Pénurie d'un médicament contre le cancer de la vessie: un patient témoigne

Des infirmiers à l'hôpital de Lille, le 2 avril 2013. (Photo d'illustration) - Philippe Huguen - AFP
"J'avais fait ma cinquième séance quand les infirmières m'ont dit: 'Pour la semaine prochaine, on vous avertira car ce n'est pas sûr qu'on ait les produits à vous injecter'." Jean-Marie Semet a un cancer de la vessie, pour lequel il a subi une opération le 27 février.
Après l'ablation d'une tumeur non-infiltrante, il a été décidé qu'il suive une chimiothérapie à titre préventif grâce à des instillations d'amétycine.
"J'étais juste à la limite de l'ablation de la vessie et de la prostate", explique à BFMTV.com ce patient suivi à Coquelles, dans le Pas-de-Calais.
Dans environ 20% des cas selon l'urologue François Desgrandchamps, ces tumeurs infiltrent le muscle de la vessie et sont des cas bien plus sérieux à traiter.
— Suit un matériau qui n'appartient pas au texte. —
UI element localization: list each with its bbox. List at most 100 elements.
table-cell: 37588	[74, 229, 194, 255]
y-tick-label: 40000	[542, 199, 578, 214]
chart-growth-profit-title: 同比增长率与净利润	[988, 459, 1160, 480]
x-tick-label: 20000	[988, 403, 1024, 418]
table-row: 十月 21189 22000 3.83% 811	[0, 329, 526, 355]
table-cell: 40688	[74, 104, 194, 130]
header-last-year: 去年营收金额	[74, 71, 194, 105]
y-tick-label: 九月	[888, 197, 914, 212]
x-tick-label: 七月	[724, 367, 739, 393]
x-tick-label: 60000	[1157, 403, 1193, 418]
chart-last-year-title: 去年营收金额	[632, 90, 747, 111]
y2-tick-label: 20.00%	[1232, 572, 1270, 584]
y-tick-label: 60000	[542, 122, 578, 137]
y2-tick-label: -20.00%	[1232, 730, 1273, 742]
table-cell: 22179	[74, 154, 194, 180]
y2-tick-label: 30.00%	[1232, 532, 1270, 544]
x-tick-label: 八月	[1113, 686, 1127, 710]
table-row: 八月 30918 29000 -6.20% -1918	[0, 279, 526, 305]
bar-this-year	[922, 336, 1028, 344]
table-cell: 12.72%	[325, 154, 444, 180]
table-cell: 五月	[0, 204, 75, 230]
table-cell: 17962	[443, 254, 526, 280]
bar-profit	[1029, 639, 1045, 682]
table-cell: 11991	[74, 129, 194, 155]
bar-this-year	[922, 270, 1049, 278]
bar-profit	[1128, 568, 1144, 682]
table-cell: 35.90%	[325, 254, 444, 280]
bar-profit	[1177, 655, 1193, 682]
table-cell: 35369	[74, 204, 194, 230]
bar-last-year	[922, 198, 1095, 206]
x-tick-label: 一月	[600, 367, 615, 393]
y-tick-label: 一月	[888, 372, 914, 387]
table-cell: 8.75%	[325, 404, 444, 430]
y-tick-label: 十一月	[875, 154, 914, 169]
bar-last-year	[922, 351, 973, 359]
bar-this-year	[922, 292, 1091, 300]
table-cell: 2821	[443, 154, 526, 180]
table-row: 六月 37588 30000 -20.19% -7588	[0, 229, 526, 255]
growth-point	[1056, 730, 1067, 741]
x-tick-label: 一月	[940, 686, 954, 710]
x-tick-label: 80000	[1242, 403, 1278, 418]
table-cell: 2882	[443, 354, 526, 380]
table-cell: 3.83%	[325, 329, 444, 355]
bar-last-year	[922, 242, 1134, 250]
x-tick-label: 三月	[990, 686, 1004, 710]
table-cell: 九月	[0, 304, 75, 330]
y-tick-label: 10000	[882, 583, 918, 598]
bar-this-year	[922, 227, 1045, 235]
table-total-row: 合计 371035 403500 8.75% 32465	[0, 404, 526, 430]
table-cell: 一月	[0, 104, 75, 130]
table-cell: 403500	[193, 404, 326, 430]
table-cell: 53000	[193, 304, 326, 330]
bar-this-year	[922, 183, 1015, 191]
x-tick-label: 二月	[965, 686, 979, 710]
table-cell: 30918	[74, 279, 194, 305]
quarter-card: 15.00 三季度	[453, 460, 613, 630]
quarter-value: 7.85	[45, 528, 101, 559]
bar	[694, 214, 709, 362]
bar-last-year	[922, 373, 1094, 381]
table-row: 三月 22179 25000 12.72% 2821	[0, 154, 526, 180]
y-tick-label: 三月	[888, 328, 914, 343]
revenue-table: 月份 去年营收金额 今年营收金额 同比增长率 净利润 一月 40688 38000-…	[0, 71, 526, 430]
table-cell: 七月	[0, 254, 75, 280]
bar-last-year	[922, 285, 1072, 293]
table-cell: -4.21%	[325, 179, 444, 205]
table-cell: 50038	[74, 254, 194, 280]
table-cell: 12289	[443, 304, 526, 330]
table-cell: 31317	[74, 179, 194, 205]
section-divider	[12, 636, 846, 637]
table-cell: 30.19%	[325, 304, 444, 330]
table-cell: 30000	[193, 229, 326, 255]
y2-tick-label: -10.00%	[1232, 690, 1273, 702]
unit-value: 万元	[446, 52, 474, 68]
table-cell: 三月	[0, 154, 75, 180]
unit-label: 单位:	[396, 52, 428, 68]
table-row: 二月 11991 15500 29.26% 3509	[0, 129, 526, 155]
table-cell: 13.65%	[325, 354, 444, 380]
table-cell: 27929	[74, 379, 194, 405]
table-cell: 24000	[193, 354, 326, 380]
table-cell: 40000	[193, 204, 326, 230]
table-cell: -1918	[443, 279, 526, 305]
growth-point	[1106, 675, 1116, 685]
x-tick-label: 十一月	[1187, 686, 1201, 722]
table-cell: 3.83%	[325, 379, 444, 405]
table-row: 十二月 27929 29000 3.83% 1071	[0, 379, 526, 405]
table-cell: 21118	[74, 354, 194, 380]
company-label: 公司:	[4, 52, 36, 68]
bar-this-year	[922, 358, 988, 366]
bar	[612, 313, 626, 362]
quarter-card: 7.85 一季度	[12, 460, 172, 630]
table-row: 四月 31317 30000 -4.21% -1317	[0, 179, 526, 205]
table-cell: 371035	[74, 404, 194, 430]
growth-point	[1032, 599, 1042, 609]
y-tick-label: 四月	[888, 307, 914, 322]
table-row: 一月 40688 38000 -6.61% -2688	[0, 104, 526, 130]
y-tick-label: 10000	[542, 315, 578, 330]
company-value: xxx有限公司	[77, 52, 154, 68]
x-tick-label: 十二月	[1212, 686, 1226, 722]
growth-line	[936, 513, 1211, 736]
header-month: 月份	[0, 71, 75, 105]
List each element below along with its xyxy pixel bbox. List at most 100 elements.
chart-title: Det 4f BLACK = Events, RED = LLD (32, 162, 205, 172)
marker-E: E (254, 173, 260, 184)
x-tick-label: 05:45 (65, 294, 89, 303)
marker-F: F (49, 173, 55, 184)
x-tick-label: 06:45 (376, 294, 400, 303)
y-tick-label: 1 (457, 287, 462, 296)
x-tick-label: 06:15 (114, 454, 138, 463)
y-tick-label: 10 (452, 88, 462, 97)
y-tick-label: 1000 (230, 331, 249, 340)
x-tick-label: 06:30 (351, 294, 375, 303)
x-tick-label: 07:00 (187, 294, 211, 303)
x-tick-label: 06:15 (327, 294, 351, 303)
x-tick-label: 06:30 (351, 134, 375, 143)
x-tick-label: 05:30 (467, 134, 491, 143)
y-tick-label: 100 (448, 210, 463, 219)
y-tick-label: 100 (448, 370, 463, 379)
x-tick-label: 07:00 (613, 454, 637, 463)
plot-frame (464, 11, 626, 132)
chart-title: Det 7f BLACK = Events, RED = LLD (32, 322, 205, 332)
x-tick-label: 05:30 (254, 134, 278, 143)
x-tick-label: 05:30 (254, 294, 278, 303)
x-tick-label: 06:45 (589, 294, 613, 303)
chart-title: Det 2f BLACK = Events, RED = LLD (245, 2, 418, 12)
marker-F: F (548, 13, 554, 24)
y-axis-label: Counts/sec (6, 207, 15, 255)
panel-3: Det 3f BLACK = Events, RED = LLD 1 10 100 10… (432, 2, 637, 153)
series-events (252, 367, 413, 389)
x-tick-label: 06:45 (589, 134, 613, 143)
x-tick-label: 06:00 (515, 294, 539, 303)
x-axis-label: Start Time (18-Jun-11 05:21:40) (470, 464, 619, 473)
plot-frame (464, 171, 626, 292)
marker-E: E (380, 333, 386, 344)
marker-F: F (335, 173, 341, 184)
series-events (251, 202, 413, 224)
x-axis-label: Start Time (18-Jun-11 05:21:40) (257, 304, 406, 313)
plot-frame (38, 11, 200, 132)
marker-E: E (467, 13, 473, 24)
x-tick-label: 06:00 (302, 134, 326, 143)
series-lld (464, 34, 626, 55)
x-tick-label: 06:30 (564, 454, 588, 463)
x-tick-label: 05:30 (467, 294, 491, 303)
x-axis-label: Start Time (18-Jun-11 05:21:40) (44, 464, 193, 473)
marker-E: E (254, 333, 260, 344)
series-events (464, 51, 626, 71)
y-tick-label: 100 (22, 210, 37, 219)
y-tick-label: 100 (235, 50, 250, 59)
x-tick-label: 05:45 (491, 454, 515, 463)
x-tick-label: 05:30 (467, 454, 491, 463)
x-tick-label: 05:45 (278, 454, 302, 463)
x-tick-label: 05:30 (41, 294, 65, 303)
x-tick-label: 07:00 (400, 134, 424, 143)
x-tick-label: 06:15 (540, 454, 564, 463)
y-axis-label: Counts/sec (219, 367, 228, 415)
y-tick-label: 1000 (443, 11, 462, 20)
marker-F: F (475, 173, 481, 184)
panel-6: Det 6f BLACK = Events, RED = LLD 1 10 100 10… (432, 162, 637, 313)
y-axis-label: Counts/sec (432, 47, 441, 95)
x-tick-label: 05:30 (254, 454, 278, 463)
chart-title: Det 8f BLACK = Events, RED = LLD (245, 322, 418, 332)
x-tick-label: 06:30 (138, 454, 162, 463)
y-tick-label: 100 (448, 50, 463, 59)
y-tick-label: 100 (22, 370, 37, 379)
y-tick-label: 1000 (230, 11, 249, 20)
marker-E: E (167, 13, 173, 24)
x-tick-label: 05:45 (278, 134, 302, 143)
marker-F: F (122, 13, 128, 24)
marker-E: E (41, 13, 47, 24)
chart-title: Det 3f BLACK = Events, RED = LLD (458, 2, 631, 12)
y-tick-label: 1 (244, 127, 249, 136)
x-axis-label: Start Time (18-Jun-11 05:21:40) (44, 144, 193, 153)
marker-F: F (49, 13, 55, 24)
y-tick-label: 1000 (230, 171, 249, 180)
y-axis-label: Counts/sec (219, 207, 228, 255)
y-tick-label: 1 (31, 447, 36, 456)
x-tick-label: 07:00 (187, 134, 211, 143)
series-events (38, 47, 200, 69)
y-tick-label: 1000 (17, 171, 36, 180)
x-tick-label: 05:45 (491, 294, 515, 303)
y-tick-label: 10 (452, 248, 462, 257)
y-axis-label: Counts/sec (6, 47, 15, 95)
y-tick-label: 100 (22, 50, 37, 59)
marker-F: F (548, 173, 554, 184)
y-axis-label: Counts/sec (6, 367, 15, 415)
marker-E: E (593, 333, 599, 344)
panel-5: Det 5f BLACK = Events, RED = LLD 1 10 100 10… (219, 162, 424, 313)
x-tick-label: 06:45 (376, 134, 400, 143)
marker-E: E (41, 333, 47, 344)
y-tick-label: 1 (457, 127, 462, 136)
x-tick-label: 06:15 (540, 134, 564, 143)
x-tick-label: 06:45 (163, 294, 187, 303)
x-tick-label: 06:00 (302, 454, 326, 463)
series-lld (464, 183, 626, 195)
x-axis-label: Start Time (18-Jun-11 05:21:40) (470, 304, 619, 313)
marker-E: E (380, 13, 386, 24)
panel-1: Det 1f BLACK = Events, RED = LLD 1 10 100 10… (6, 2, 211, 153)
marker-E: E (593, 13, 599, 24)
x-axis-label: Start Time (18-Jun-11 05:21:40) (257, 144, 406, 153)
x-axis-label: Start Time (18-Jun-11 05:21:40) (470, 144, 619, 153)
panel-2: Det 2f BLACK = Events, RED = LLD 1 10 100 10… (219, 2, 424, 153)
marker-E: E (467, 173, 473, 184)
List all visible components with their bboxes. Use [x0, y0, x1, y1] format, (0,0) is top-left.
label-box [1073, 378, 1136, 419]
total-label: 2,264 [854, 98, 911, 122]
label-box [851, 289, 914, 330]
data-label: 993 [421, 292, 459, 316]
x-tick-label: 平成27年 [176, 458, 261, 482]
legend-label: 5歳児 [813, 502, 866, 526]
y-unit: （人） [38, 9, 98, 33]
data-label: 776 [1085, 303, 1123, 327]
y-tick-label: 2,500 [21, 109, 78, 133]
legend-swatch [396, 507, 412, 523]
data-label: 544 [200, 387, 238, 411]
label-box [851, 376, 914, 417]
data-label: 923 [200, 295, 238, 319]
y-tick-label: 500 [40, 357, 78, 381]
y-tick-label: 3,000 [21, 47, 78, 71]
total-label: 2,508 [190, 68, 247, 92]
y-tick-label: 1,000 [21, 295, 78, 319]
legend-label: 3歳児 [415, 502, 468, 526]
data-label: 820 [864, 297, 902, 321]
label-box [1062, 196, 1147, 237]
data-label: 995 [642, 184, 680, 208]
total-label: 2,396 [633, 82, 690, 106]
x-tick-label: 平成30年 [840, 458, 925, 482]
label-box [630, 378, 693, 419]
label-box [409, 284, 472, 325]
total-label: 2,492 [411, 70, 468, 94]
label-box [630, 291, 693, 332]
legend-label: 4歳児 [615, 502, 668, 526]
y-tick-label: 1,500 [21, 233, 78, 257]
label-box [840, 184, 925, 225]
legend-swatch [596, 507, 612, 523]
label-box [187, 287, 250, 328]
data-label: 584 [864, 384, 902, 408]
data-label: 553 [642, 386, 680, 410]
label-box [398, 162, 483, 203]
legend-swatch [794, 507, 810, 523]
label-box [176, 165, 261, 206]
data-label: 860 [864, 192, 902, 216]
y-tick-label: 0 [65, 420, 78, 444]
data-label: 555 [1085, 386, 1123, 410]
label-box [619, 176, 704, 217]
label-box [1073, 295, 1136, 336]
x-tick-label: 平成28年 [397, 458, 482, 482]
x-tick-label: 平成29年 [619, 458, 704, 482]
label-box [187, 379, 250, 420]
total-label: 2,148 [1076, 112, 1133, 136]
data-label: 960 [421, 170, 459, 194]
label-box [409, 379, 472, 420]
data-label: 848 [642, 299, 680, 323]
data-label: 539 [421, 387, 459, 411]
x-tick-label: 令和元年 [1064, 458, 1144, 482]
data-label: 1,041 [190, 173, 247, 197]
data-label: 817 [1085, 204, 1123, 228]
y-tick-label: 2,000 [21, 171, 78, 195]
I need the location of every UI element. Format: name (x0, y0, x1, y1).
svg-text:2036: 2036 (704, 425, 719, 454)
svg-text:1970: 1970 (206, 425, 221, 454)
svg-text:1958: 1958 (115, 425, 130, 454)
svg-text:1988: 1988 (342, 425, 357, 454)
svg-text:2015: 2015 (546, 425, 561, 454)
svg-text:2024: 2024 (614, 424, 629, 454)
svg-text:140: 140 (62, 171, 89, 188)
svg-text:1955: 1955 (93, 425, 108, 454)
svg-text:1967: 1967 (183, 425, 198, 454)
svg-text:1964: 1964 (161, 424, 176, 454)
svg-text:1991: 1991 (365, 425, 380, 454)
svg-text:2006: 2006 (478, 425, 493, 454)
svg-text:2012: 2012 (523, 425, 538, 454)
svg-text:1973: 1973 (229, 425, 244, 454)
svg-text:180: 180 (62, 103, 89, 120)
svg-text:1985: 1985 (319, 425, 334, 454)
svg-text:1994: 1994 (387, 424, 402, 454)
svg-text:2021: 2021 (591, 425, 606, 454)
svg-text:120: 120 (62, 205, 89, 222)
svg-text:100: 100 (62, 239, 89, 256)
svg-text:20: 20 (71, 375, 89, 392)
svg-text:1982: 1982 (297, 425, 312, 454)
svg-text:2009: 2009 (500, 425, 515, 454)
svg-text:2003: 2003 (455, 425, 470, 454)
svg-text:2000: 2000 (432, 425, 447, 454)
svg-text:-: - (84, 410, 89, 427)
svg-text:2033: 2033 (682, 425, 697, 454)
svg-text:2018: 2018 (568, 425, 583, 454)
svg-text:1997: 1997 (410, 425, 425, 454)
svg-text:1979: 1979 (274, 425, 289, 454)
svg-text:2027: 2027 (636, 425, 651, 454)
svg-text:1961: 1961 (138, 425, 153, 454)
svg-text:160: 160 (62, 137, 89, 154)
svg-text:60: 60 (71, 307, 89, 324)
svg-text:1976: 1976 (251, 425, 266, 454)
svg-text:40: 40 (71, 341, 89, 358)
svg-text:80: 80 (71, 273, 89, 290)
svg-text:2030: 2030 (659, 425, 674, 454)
Le cancer peut former des métastases et gagner le reste du corps.
"Je ne voudrais pas que ça empire"
D'où l'importance, via l'amétycine, d'éviter ou retarder au maximum le retour des tumeurs, même en surface.
"C'est pour ça que je prends ça très au sérieux, parce que quelque part je ne voudrais pas que ça empire que je sois obligé d'y arriver", appuie Jean-Marie Semet.
Problème: le principe actif est en rupture de stock depuis le 9 mai, sans alternative immédiate - outre une ablation de la vessie, que l'urologue François Desgrandchamps juge "disproportionnée". L'approvisionnement de l'amétycine fait régulièrement défaut.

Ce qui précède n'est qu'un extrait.